ArtSeen
WILL LAMSON A Line Describing the Sun
On View
The BoilerSeptember 10 – October 10, 2010
New York
As Supreme Court Justice Potter Stewart famously said of pornography: “You know it when you see it.” And many say it is so with art: good art can’t be defined, it just hits you at a gut level. I’ve always had my doubts about “the gut justification” (in court opinions or art reviews) but as I chastely entered Pierogi’s Boiler space a few Fridays ago to see a new video installation by Will Lamson, it proved a good place to start a reevaluation.
Will Lamson’s work has never suffered from lack of conceptual focus—even if the imagery or form of a particular piece is atypical, it usually has his fingerprints all over it (though, paradoxically, his work often begins by relinquishing a certain amount of manual control). To unlock the potential drama of this struggle for control, Lamson often uses hazardous accessories like arrows or small explosives in his videos. These leave a deep impression on the viewer, though the artist’s point about control is subtler than they might suggest. So, though his work has the formal dynamism and crispness of an action scene from a John Woo film, it in fact owes more to Bruce Nauman’s mental-straight-jacketed videos and the process and earth works of artists like Jan Dibbets and Richard Long.
His latest work, “A Line Describing the Sun,” is a two-channel video that opens on one channel with a rising sun and on the other with a man dragging what appears to be a rickshaw into a mudflat. The man (Lamson) erects a mirrored contraption on the cart. Then we see a wheel slowly rotating on the left and the artist incrementally tracing a circular path with the cart on the right. When the left channel cuts to a detail of that circular line, the right switches to what appears to be a close-up of a laser beam etching the surface of a phosphorescent rock, crackling as it burns. The left changes again, with a full moon gradually rising in the night sky, while on the right, the scale and nature of this beam of light remains unclear, though it presumably has something to do with the cart and the dark line trailing it.

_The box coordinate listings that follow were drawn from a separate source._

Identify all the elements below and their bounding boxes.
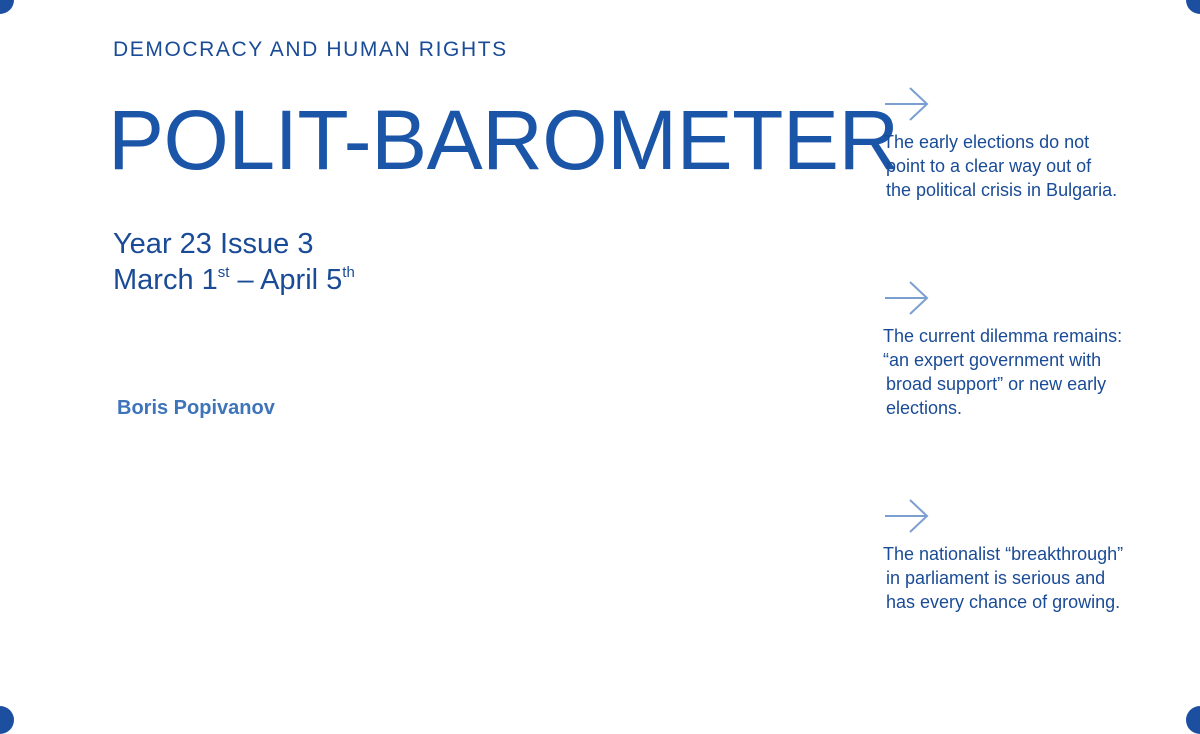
arrow-right-icon xyxy=(883,278,931,318)
corner-accent xyxy=(0,706,14,734)
key-point xyxy=(883,278,1173,420)
issue-dates: March 1st – April 5th xyxy=(113,264,355,296)
issue-number: Year 23 Issue 3 xyxy=(113,228,314,260)
corner-accent xyxy=(1186,706,1200,734)
arrow-right-icon xyxy=(883,496,931,536)
page-title: POLIT-BAROMETER xyxy=(108,93,899,187)
key-point xyxy=(883,84,1173,202)
key-point-text: The nationalist “breakthrough” in parliament is serious and has every chance of growing. xyxy=(883,544,1124,612)
key-point-text: The current dilemma remains: “an expert government with broad support” or new early elections. xyxy=(883,326,1123,418)
corner-accent xyxy=(0,0,14,14)
key-point-text: The early elections do not point to a clear way out of the political crisis in Bulgaria. xyxy=(883,132,1118,200)
arrow-right-icon xyxy=(883,84,931,124)
author-name: Boris Popivanov xyxy=(117,397,275,419)
corner-accent xyxy=(1186,0,1200,14)
key-point xyxy=(883,496,1173,614)
section-kicker: DEMOCRACY AND HUMAN RIGHTS xyxy=(113,38,508,61)
issue-info xyxy=(113,226,355,298)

As the fiery line continues its plodding course, a pop here, a flare there register as surprisingly dramatic, even cinematic, despite their simplicity. A fly buzzes into the frame with the impact of a gunfight in a big budget studio production. When the camera finally pulls back, we realize that what we’ve been viewing is an industrial-strength magnifying glass burning a glasslike ring into the vast desert basin. No special effects, no catalysts, just focused sunlight melting rock.
Lamson’s cinematic coup initially hides the rudimentary mechanics of the performance. Only towards the end, when a storm rolls in concealing the sun and extinguishing the beam, does the viewer fall back to earth, comprehend the scope of Lamson’s Sisyphean choreography, and discard a narrative reading of the work. After all, narratives move in arcs and everything in “A Line” moves in loops: the sun, the moon, the earth, the wheels on the cart, and the artist. The images of the approaching storm are Wim Wenders-gorgeous and would do fine as stand-alone, still images. In their grandeur and scale these shots bring to mind some of Robert Smithson’s thoughts on entropy and monumentality, as well as the doomed entomologist in Kobo Abe’s The Woman in the Dunes, who, like Lamson, fights a futile and absurd battle to control the forces of nature. As the sun disappears and the singeing of the earth ceases, the humanity and poetry of the work steal the show from the landscape.
A 15-foot segment of the blackened earth circle, the lone sculptural element in the show, sits on a raised platform in the back of the gallery space. It works as a curiosity and as an artifact of the video, but is less effective as a sculpture. Though it addresses issues about objecthood and documentation while making an overt gesture toward the history of earth art, it feels a little less natural for Lamson than the videos for which he’s known.
As the video ended and the room went black, the formal disparity within the conceptual unity of Lamson’s catalog invited me to consider how often we overlook unique bodies of work in favor of identifying singular triumphs. When one is struck by a single piece of art, or even an entire show, how informed should that response be in relation to an overall practice? How much information is necessary for an artist’s concept to wrest control from the work’s content? Is this the artwork’s burden, or ours? It depends, of course, though Lamson’s videos often metaphorically broach these very issues. Watching Will Lamson’s work evolve over the years, I’m wont to say that, though they often mislead us into thinking we know all we need to without taking a reasoned backstep, our guts do have pretty good instincts. But still, we should proceed with caution. After considering both sides, I’d say the kill move for a good artist is to hit first in the stomach, then the head, and then keep us on the ropes indefinitely.